Birth Name: | Ralph Elliott Robertson |
Birth Date: | 18 October 1885 |
Birth Place: | Sioux City, Iowa, U.S. |
Death Place: | Seattle, Washington, U.S. |
Party: | Republican |
Education: | Omaha Commercial College Michigan Technological University University of Washington |
Ralph Elliott Robertson (October 18, 1885 – February 28, 1961)[1] was an American lawyer and politician from the territory and state of Alaska. He was a member of the Republican Party.
Born in Sioux City, Iowa, Robertson was educated at Omaha Commercial College, the Michigan College of Mines and the University of Washington.
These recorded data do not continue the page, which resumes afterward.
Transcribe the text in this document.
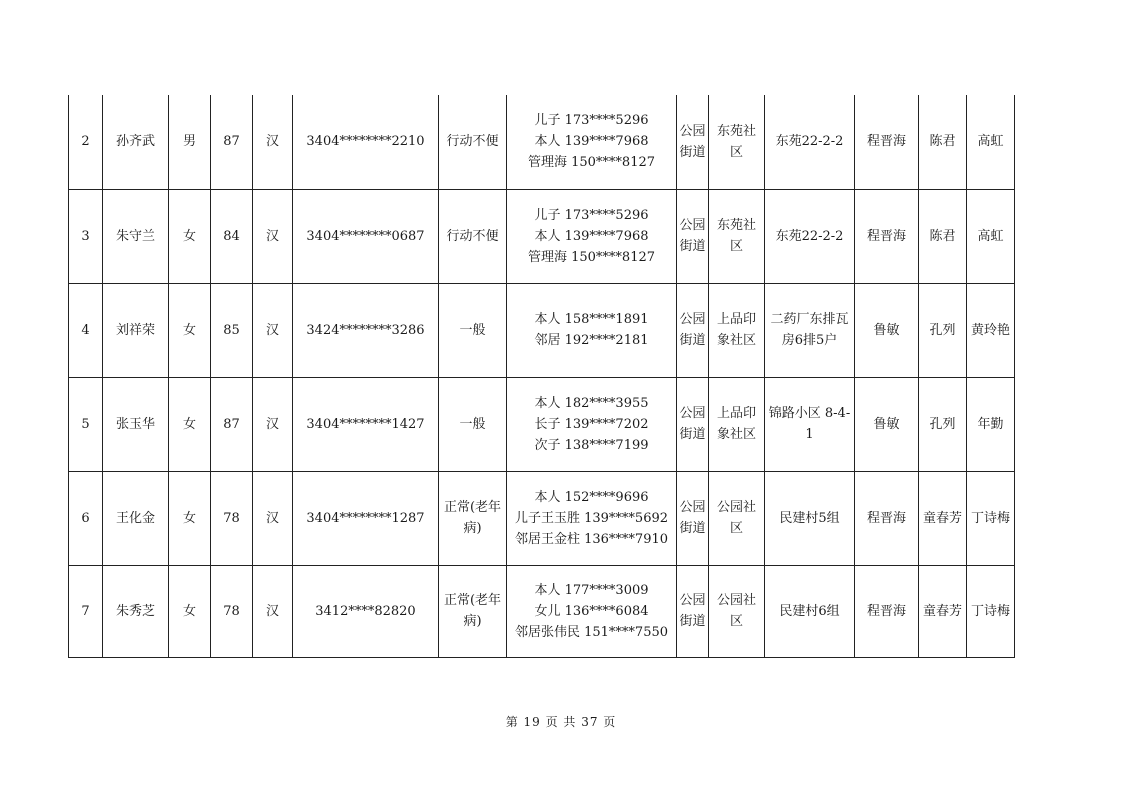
2	孙齐武	男	87	汉	3404********2210	行动不便	儿子 173****5296
本人 139****7968
管理海 150****8127	公园街道	东苑社区	东苑22-2-2	程晋海	陈君	高虹
3	朱守兰	女	84	汉	3404********0687	行动不便	儿子 173****5296
本人 139****7968
管理海 150****8127	公园街道	东苑社区	东苑22-2-2	程晋海	陈君	高虹
4	刘祥荣	女	85	汉	3424********3286	一般	本人 158****1891
邻居 192****2181	公园街道	上品印象社区	二药厂东排瓦房6排5户	鲁敏	孔列	黄玲艳
5	张玉华	女	87	汉	3404********1427	一般	本人 182****3955
长子 139****7202
次子 138****7199	公园街道	上品印象社区	锦路小区 8-4-1	鲁敏	孔列	年勤
6	王化金	女	78	汉	3404********1287	正常(老年病)	本人 152****9696
儿子王玉胜 139****5692
邻居王金柱 136****7910	公园街道	公园社区	民建村5组	程晋海	童春芳	丁诗梅
7	朱秀芝	女	78	汉	3412****82820	正常(老年病)	本人 177****3009
女儿 136****6084
邻居张伟民 151****7550	公园街道	公园社区	民建村6组	程晋海	童春芳	丁诗梅
第 19 页 共 37 页
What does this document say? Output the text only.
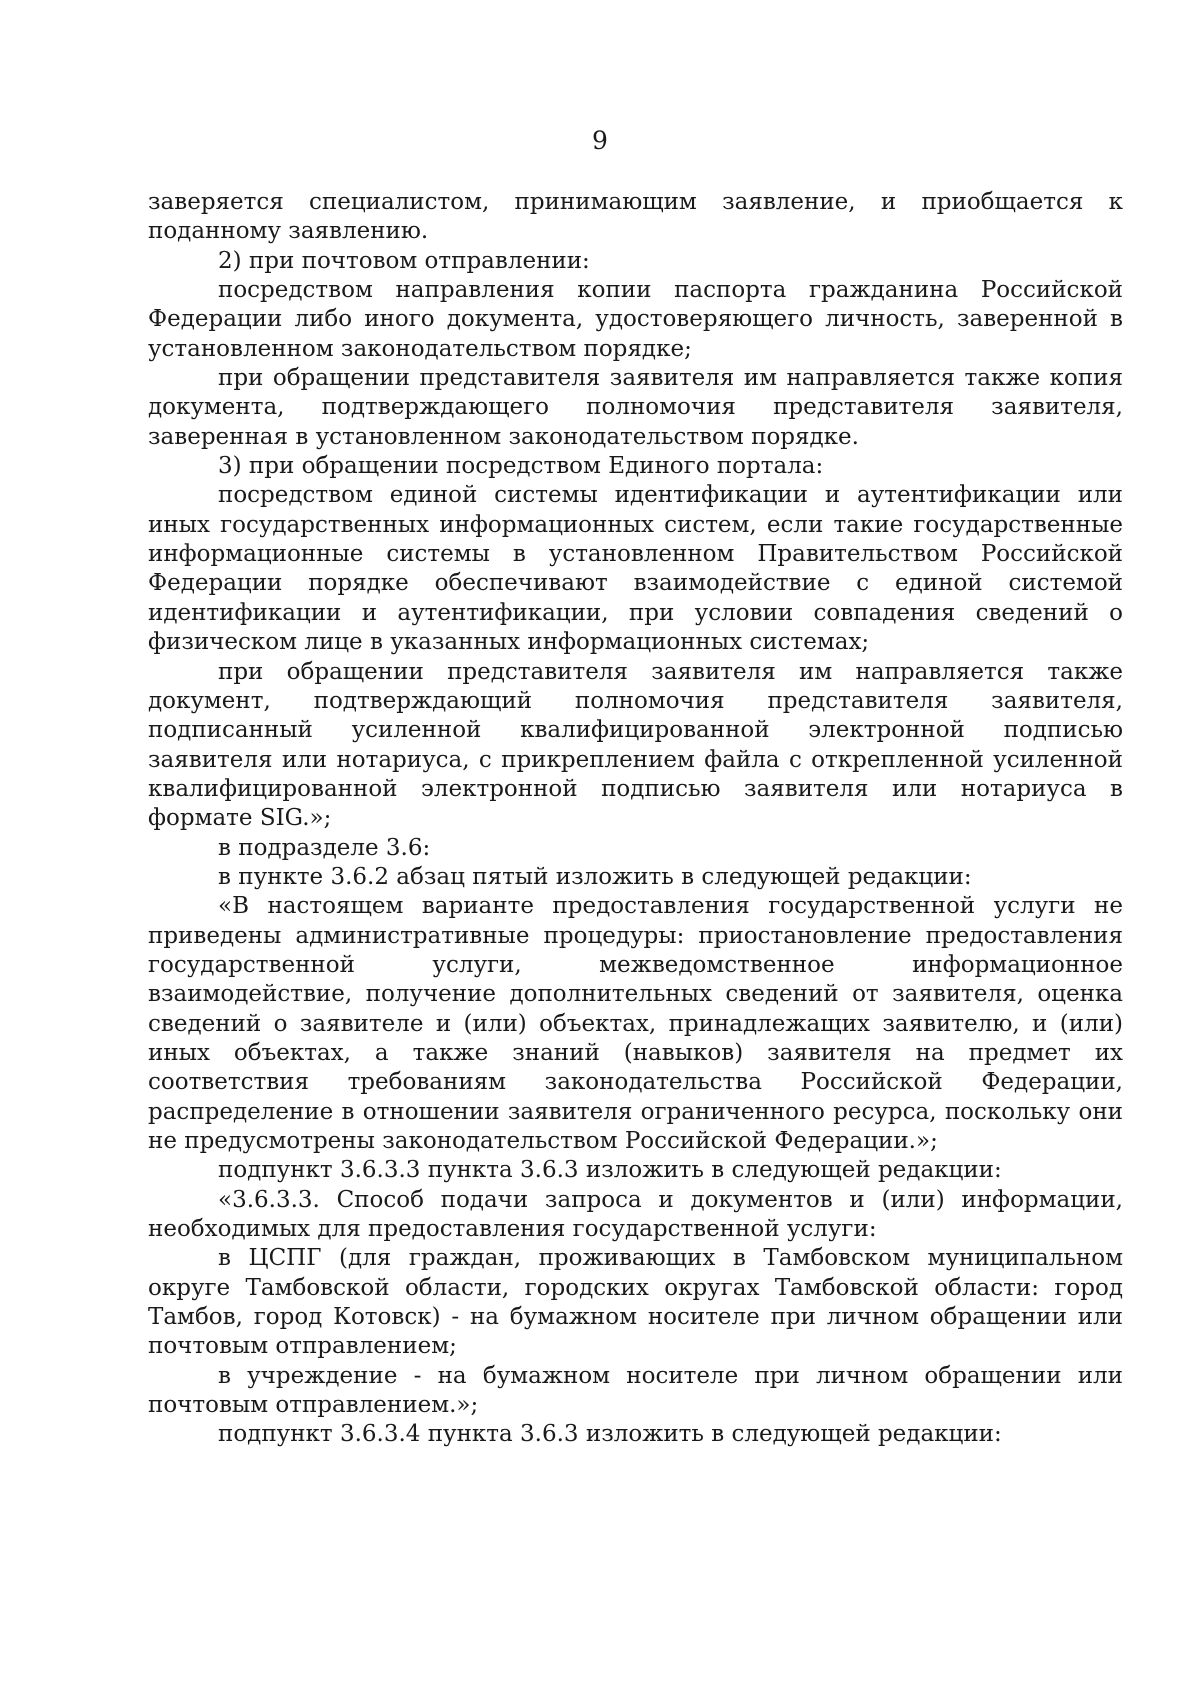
9

заверяется специалистом, принимающим заявление, и приобщается к поданному заявлению.

2) при почтовом отправлении:

посредством направления копии паспорта гражданина Российской Федерации либо иного документа, удостоверяющего личность, заверенной в установленном законодательством порядке;

при обращении представителя заявителя им направляется также копия документа, подтверждающего полномочия представителя заявителя, заверенная в установленном законодательством порядке.

3) при обращении посредством Единого портала:

посредством единой системы идентификации и аутентификации или иных государственных информационных систем, если такие государственные информационные системы в установленном Правительством Российской Федерации порядке обеспечивают взаимодействие с единой системой идентификации и аутентификации, при условии совпадения сведений о физическом лице в указанных информационных системах;

при обращении представителя заявителя им направляется также документ, подтверждающий полномочия представителя заявителя, подписанный усиленной квалифицированной электронной подписью заявителя или нотариуса, с прикреплением файла с открепленной усиленной квалифицированной электронной подписью заявителя или нотариуса в формате SIG.»;

в подразделе 3.6:

в пункте 3.6.2 абзац пятый изложить в следующей редакции:

«В настоящем варианте предоставления государственной услуги не приведены административные процедуры: приостановление предоставления государственной услуги, межведомственное информационное взаимодействие, получение дополнительных сведений от заявителя, оценка сведений о заявителе и (или) объектах, принадлежащих заявителю, и (или) иных объектах, а также знаний (навыков) заявителя на предмет их соответствия требованиям законодательства Российской Федерации, распределение в отношении заявителя ограниченного ресурса, поскольку они не предусмотрены законодательством Российской Федерации.»;

подпункт 3.6.3.3 пункта 3.6.3 изложить в следующей редакции:

«3.6.3.3. Способ подачи запроса и документов и (или) информации, необходимых для предоставления государственной услуги:

в ЦСПГ (для граждан, проживающих в Тамбовском муниципальном округе Тамбовской области, городских округах Тамбовской области: город Тамбов, город Котовск) - на бумажном носителе при личном обращении или почтовым отправлением;

в учреждение - на бумажном носителе при личном обращении или почтовым отправлением.»;

подпункт 3.6.3.4 пункта 3.6.3 изложить в следующей редакции:
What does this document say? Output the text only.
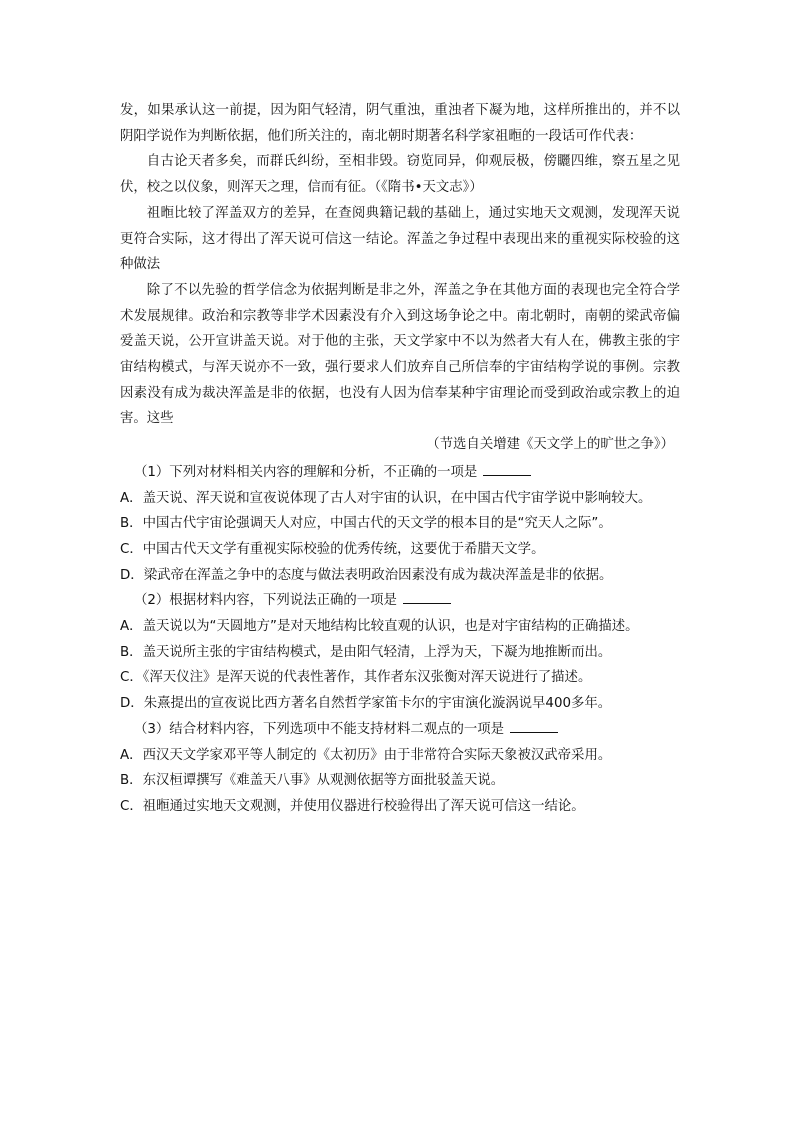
发，如果承认这一前提，因为阳气轻清，阴气重浊，重浊者下凝为地，这样所推出的，并不以阴阳学说作为判断依据，他们所关注的，南北朝时期著名科学家祖暅的一段话可作代表：

自古论天者多矣，而群氏纠纷，至相非毁。窃览同异，仰观辰极，傍矖四维，察五星之见伏，校之以仪象，则浑天之理，信而有征。（《隋书•天文志》）

祖暅比较了浑盖双方的差异，在查阅典籍记载的基础上，通过实地天文观测，发现浑天说更符合实际，这才得出了浑天说可信这一结论。浑盖之争过程中表现出来的重视实际校验的这种做法

除了不以先验的哲学信念为依据判断是非之外，浑盖之争在其他方面的表现也完全符合学术发展规律。政治和宗教等非学术因素没有介入到这场争论之中。南北朝时，南朝的梁武帝偏爱盖天说，公开宣讲盖天说。对于他的主张，天文学家中不以为然者大有人在，佛教主张的宇宙结构模式，与浑天说亦不一致，强行要求人们放弃自己所信奉的宇宙结构学说的事例。宗教因素没有成为裁决浑盖是非的依据，也没有人因为信奉某种宇宙理论而受到政治或宗教上的迫害。这些

（节选自关增建《天文学上的旷世之争》）

（1）下列对材料相关内容的理解和分析，不正确的一项是

A．盖天说、浑天说和宣夜说体现了古人对宇宙的认识，在中国古代宇宙学说中影响较大。

B．中国古代宇宙论强调天人对应，中国古代的天文学的根本目的是“究天人之际”。

C．中国古代天文学有重视实际校验的优秀传统，这要优于希腊天文学。

D．梁武帝在浑盖之争中的态度与做法表明政治因素没有成为裁决浑盖是非的依据。

（2）根据材料内容，下列说法正确的一项是

A．盖天说以为“天圆地方”是对天地结构比较直观的认识，也是对宇宙结构的正确描述。

B．盖天说所主张的宇宙结构模式，是由阳气轻清，上浮为天，下凝为地推断而出。

C．《浑天仪注》是浑天说的代表性著作，其作者东汉张衡对浑天说进行了描述。

D．朱熹提出的宣夜说比西方著名自然哲学家笛卡尔的宇宙演化漩涡说早400多年。

（3）结合材料内容，下列选项中不能支持材料二观点的一项是

A．西汉天文学家邓平等人制定的《太初历》由于非常符合实际天象被汉武帝采用。

B．东汉桓谭撰写《难盖天八事》从观测依据等方面批驳盖天说。

C．祖暅通过实地天文观测，并使用仪器进行校验得出了浑天说可信这一结论。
He moved to Alaska in 1906 and served as mayor of Juneau from 1920 to 1923. He also served as a trustee of the Alaska Agricultural College and School of Mines, from 1925 to 1933.
In 1955, he was elected to the Alaska Constitutional Convention as one of seven at-large delegates from the First Judicial Division.[2] He resigned from the convention several days prior to the scheduled document signing and returned to Juneau, citing numerous issues with the finished document which he had not expressed previously. His major objection was over the apportionment of the legislature into smaller districts; the territorial legislature's districts were coterminous with that of the four judicial divisions established by the U.S. Congress in 1909. Robertson did later agree to append his signature to the document, which happened shortly before his death.
He was nominated by the Republican Party to run in Alaska's first U.S. Senate election in 1958, but he lost in a massive landslide to Democrat Bob Bartlett, winning just 15% against Bartlett's 84%. Robertson died on February 28, 1961, in Seattle, Washington.[3]
He founded the law firm of Robertson, Monagle, Eastaugh and Annis, which through minor changes in name over the years has remained one of Alaska's major law and lobbying firms. The firm made headlines in the 21st century during the candidacy of Sarah Palin for the office of Vice President of the United States, due to an association dating back to her days as mayor of Wasilla. Robertson's son-in-law, Frederick Orlebar Eastaugh (1913–1992), was a partner in the law firm and a notable political figure in Juneau for many years. His grandson, Robert Ladd Eastaugh (born 1943), who was also associated with the firm at one point, was an associate justice of the Alaska Supreme Court from 1994 until retiring in 2009.